Abstract BTLA is a co-inhibitory immune checkpoint molecule sharing sequence and structural homology with PD-1 and CTLA4. Ligation of HVEM with BTLA induces recruitment of SHP1 and SHP2, and triggers inhibition of T cell proliferation and cytokine production. In melanoma, HVEM is described to have a broader expression than PD-L1 and constituted a negative prognostic marker; in PD-L1 negative NSCLC, the expression of HVEM has been shown to contribute to immune escape. Therefore BTLA-HVEM axis could play an important role in the immune escape, thus BTLA blockade in combination with PD-1/PD-L1 blockade could represent an effective therapeutic option. Using our proprietary microfluidic-based single cell platform CelliGO™, we identified a series of anti-human BTLA antibodies that were characterized for their binding affinity, cross-reactivity, selectivity and functional activity.

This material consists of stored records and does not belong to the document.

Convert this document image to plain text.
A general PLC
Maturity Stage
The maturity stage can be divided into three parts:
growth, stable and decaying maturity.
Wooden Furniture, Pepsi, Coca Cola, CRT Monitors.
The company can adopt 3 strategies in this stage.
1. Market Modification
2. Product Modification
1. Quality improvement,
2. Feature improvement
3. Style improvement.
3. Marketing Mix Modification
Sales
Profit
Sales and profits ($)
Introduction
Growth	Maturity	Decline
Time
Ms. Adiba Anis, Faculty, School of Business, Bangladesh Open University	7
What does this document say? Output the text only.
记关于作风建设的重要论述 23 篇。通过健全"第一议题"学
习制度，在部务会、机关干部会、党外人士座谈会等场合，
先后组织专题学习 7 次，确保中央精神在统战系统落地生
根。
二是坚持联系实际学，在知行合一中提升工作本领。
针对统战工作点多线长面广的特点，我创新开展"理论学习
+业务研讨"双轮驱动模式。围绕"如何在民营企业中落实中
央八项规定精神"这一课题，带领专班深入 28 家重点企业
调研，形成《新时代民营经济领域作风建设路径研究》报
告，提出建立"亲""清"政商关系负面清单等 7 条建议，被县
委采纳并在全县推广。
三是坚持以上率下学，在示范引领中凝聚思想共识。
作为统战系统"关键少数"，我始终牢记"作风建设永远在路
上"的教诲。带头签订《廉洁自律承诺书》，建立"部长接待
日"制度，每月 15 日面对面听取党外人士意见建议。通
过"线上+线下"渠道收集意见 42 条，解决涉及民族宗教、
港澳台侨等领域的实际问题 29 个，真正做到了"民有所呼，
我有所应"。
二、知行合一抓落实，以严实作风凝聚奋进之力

Amongst them, HFB200603 was identified as a single-digit nanomolar binder to human and cynomolgus BTLA, capable of reversing HVEM-mediated immune suppression in a BTLA-HVEM reporter system and in a primary CD4+ T cell proliferation assay. HFB200603 showed synergistic effect with anti-PD-1 to enhance IFN-γ production in an MLR assay, and demonstrated favorable developability and pharmacokinetic profiles. Profiling of tumor infiltrating lymphocytes demonstrated that BTLA+PD-1+ T cells are present in melanoma, NSCLC, and HCC. Blockade of the BTLA-HVEM interaction with HFB200603 alone or in combination with anti-PD-1 led to increases in IFN-γ, CXCL9, IP-10 and other proinflammatory cytokines in primary dissociated tumor cultures. Based on its favorable pharmacological activity and excellent developability, HFB200603 is currently being developed as a potential novel immunotherapy coupled with a patient biomarker strategy derived from HiFiBiO’s Drug Intelligent Science (DIS™) single-cell immune profiling platform. Citation Format: Juying Li, Qian Zhang, Bingqing Shen, Manan Shah, Mingjie Chen, Sharon Li, Ling Dong, Francisco Adrian, Liang Schweizer. HFB200603, a novel anti-BTLA monoclonal antibody that provides therapeutic potential for immune escape and synergizes with anti-PD-1 treatment [abstract]. In: Proceedings of the American Association for Cancer Research Annual Meeting 2022; 2022 Apr 8-13. Philadelphia (PA): AACR; Cancer Res 2022;82(12_Suppl):Abstract nr 4248.